Frühsommer-Meningoenzephalitis selten
Endlich ist der Sommer gekommen und damit auch wieder die Zecken – Störenfriede der Freizeitfreuden im Grünen. Denn Zecken können Krankheiten übertragen. Wie groß ist die Gefahr, wie kann man sich schützen?
Zecken halten sich vor allem in Wäldern, in hohem Gras und Gebüsch auf. Einen gewissen Schutz vor Zecken bieten lange Hosen und langärmelige Hemden (siehe GPSP 2/2007 S. 1). Dennoch empfiehlt es sich, nach einem Ausflug den ganzen Körper nach Zecken abzusuchen, denn sie krabbeln unter der Kleidung in Körperregionen mit weicher Haut. Wenn das geschehen ist: Mit schmaler Pinzette oder den Fingernägeln herausziehen, ohne Drehbewegung und ohne ihren Leib zu sehr zu quetschen.

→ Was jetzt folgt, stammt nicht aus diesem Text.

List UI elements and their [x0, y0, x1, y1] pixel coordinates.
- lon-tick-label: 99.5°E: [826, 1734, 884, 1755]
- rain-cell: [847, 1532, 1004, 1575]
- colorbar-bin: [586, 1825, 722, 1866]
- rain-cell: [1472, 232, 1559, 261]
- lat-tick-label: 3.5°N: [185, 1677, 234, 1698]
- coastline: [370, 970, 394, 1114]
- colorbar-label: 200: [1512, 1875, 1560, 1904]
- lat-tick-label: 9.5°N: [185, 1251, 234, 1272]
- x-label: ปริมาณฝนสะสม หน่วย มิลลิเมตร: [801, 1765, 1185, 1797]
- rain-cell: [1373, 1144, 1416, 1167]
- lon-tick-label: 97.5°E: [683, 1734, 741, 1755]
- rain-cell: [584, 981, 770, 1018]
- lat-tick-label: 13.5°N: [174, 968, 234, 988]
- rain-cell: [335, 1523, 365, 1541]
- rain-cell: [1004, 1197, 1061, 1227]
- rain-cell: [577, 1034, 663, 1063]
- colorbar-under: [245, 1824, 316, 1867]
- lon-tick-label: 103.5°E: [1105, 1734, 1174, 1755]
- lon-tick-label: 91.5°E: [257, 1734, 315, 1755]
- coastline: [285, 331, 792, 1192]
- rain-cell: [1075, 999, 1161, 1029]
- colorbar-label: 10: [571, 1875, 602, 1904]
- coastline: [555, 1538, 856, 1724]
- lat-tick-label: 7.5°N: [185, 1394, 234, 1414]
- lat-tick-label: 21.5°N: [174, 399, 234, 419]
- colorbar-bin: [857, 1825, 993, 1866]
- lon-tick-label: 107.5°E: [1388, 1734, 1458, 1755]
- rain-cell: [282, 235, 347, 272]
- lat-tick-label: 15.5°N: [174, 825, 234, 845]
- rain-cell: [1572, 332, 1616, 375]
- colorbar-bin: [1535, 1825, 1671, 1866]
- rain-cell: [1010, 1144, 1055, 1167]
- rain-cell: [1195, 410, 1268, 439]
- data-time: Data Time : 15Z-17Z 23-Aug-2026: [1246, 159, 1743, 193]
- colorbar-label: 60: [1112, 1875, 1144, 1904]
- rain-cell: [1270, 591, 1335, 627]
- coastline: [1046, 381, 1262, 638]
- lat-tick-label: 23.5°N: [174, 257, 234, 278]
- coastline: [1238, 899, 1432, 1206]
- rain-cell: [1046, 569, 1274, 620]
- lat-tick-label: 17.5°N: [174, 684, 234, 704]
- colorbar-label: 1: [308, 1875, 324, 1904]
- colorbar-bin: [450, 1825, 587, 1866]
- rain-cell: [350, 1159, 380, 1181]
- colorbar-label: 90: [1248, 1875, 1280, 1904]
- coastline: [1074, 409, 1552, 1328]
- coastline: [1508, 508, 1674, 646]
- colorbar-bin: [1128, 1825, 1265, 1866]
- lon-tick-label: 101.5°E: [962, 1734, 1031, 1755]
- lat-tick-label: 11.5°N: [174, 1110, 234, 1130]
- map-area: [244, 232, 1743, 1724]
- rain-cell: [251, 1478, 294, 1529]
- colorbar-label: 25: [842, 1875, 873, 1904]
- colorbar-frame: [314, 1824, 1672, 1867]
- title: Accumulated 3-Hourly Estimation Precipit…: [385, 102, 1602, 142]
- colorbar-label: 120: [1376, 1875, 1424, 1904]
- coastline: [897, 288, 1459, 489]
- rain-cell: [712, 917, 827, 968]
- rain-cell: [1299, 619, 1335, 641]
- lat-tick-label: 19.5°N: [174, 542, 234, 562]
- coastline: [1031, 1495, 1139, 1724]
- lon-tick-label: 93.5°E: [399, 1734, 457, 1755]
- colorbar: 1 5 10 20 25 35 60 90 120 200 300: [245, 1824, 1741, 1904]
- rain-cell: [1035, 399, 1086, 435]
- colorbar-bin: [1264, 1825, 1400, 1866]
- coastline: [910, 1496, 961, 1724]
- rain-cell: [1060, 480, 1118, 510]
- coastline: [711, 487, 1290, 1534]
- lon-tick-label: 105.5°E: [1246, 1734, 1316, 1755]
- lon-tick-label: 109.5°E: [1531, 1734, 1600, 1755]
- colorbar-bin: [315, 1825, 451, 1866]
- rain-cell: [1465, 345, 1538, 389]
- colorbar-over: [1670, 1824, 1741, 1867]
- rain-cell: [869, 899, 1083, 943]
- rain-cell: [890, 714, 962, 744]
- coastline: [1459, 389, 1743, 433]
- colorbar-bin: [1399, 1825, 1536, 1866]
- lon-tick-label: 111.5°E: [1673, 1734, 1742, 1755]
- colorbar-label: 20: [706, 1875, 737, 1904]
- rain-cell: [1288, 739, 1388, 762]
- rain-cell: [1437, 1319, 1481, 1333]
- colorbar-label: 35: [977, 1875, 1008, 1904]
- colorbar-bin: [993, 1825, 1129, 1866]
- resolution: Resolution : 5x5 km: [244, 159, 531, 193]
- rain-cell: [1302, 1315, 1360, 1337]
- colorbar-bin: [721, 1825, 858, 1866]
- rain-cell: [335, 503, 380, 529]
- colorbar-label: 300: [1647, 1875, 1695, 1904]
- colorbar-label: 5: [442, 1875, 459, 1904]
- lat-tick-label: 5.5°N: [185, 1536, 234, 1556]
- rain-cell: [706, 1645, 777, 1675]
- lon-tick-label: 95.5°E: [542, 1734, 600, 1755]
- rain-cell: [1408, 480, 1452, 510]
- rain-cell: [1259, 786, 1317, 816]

Andernfalls würde man vielleicht Viren oder Bakterien in die Bisswunde pressen.
Ein Arztbesuch ist nach einem Zeckenbiss nur erforderlich, wenn sich in den nächsten Tagen die Haut um die Bissstelle herum zunehmend rötet oder sich etwa Fieber oder Kopfschmerzen entwickeln. Das könnte auf eine Borreliose hindeuten. Sie kann erfolgreich mit Antibiotika behandelt werden.1
Zecken können praktisch überall Borreliosebakterien übertragen, die Viruskrankheit Frühsommer-Meningoenzephalitis (FSME) gibt es hierzulande nur im Süden (siehe Abbildung und Webseite des RKI2) Bei einer FSME entzünden sich Hirnhäute und Gehirn. Es gibt bisher kein Medikament, aber eine vorbeugende Impfung. Hirnhaut- und Gehirnentzündung als Folge eines Zeckenbisses, das macht Angst. Und diese wird geschickt von den Impfstoffherstellern geschürt. Wer sich rational für oder gegen die Impfung entscheiden will, sollte über Vor- und Nachteile informiert sein.
Selbst in den Risikogebieten tragen nur wenige Zecken FSME-Viren. Und selbst der Biss einer infizierten Zecke in einem Risikogebiet bleibt meist ohne Folgen. Nur jeder Dritte bis Vierte entwickelt überhaupt Beschwerden wie Fieber oder Gelenkschmerzen, die nach einigen Tagen aber verschwinden.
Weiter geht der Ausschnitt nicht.